The ASEAN Community-Based Tourism Program from Thursday to Monday hosted 25 university students from the Association of Southeast Asian Nations bloc and Korea. Its theme -- youth-based development of sustainable tourism -- aims to empower local communities by eliciting villagers’ participation in the development of travel products, with part of the profits returned to the communities.
The participants had a unique experience combining the homestay experience with education about local traditions and heritage, as well as a tour of key sites. They will produce a travel magazine this year based on their experiences, which will be uploaded on Naver Travel Plus and the ASEAN-Korea Center’s social media platforms.
“Desa Wisata Nglanggeran is located on Mount Api Purba, one of UNESCO’s Global Geoparks. It won the ASEAN Community-based Tourism Award in 2017 and ASEAN Sustainable Tourism Award in 2018 in recognition of the community’s efforts to conserve the natural environment and develop sustainable tourism across the region,” said the center’s Secretary-General Lee Hyuk.
During the five-day itinerary, participants learned about the “karawitan,” a traditional Indonesian musical instrument; the traditional dance forms Reog and Jathilan; and the famous batik dyeing method. They visited Buddhist monuments at Borobudur temple compounds, Hindu monuments at Prambanan temple compounds and an ecofriendly goat farm.

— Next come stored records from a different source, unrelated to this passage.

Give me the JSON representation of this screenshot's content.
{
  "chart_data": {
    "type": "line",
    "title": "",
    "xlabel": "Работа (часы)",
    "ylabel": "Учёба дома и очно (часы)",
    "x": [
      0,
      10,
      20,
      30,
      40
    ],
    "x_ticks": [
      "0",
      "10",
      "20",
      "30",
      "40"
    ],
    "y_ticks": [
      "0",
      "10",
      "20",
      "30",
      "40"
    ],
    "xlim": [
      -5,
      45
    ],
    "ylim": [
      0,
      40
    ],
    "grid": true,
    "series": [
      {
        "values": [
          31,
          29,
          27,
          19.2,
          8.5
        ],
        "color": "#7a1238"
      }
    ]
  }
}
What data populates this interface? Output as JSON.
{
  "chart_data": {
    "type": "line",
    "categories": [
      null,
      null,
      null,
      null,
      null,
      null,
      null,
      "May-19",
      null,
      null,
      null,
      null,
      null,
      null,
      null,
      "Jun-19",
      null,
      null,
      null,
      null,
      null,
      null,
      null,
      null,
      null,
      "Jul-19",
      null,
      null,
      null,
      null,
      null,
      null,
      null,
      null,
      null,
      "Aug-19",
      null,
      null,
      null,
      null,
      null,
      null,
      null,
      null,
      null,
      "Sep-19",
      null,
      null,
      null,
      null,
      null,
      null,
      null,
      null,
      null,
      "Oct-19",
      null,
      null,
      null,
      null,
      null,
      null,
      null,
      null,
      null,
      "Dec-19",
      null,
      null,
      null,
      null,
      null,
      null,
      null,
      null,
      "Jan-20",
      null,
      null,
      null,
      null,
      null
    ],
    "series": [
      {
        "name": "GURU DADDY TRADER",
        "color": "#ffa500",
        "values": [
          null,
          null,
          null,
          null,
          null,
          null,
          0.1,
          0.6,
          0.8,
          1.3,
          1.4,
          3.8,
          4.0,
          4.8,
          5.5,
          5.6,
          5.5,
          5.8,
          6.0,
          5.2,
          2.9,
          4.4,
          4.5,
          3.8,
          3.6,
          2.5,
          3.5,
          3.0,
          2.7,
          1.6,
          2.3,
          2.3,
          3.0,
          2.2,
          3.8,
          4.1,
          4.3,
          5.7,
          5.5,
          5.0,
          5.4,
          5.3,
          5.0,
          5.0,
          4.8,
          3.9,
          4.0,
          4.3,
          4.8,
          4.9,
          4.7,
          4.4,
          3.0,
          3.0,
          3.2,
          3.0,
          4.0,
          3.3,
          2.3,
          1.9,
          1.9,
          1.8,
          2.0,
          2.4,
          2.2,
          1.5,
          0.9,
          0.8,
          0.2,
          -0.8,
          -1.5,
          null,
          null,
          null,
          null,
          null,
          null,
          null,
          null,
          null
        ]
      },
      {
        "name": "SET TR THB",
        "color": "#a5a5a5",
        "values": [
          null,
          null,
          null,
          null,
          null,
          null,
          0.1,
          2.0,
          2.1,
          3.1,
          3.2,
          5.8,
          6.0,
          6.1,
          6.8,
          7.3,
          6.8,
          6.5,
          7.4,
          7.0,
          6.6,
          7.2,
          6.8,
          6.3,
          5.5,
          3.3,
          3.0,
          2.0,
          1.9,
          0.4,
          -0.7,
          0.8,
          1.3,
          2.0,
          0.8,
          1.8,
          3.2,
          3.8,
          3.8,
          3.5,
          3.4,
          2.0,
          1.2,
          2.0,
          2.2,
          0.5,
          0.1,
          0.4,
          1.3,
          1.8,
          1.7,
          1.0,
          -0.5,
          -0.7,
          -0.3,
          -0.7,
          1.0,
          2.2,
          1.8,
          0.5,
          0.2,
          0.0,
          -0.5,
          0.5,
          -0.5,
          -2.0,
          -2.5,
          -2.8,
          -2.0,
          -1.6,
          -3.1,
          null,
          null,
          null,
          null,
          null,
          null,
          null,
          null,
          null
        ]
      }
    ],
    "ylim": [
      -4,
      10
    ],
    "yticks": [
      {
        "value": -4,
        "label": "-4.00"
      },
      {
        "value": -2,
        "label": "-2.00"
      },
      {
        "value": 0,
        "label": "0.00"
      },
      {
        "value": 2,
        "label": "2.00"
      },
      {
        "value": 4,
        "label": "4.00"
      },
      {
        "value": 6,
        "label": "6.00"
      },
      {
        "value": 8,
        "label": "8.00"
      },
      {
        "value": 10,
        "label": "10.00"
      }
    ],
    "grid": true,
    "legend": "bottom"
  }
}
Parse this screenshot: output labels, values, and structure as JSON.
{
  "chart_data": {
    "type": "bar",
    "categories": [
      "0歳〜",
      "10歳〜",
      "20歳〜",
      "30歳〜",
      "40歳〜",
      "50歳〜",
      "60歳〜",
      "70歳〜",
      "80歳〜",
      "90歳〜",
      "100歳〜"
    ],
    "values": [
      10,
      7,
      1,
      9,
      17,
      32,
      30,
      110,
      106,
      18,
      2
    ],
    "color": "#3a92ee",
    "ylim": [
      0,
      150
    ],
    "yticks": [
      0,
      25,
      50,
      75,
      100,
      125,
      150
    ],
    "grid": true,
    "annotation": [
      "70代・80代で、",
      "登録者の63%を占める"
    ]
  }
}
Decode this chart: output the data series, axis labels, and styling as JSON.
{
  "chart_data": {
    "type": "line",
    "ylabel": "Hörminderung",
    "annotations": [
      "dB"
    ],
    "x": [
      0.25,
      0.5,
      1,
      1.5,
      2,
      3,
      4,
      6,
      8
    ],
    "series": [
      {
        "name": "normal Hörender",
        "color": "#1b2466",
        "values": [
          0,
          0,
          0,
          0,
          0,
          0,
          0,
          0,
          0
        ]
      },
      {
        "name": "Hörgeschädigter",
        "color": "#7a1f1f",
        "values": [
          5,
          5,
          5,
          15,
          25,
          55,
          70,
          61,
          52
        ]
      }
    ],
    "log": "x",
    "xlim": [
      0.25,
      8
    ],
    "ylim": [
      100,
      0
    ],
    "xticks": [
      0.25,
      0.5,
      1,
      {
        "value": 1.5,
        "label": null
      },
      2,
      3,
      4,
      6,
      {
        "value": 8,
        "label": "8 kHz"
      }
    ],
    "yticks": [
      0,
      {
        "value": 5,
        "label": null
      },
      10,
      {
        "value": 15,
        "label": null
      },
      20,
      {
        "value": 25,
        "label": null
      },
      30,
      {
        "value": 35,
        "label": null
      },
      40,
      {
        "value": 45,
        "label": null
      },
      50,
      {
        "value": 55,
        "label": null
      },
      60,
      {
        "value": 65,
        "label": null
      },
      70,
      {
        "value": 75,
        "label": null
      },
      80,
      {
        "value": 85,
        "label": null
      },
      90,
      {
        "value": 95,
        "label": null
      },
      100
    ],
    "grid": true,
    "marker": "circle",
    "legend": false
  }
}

The program is part of the ASEAN Tourism Strategic Plan 2016-25 announced by the ASEAN Secretariat in 2015, which targets increasing the number of community-based tourism projects to over 300 by 2025. The ASEAN-Korea Center -- an intergovernmental organization established in 2009 -- has since annually hosted the program to support sustainable and inclusive tourism throughout Southeast Asia. The first-ever course was held in Malaysia’s Banghuris in 2015, followed by Brunei’s Seri Tanjung in 2016 and Thailand’s Ban Mae Kampong in 2017.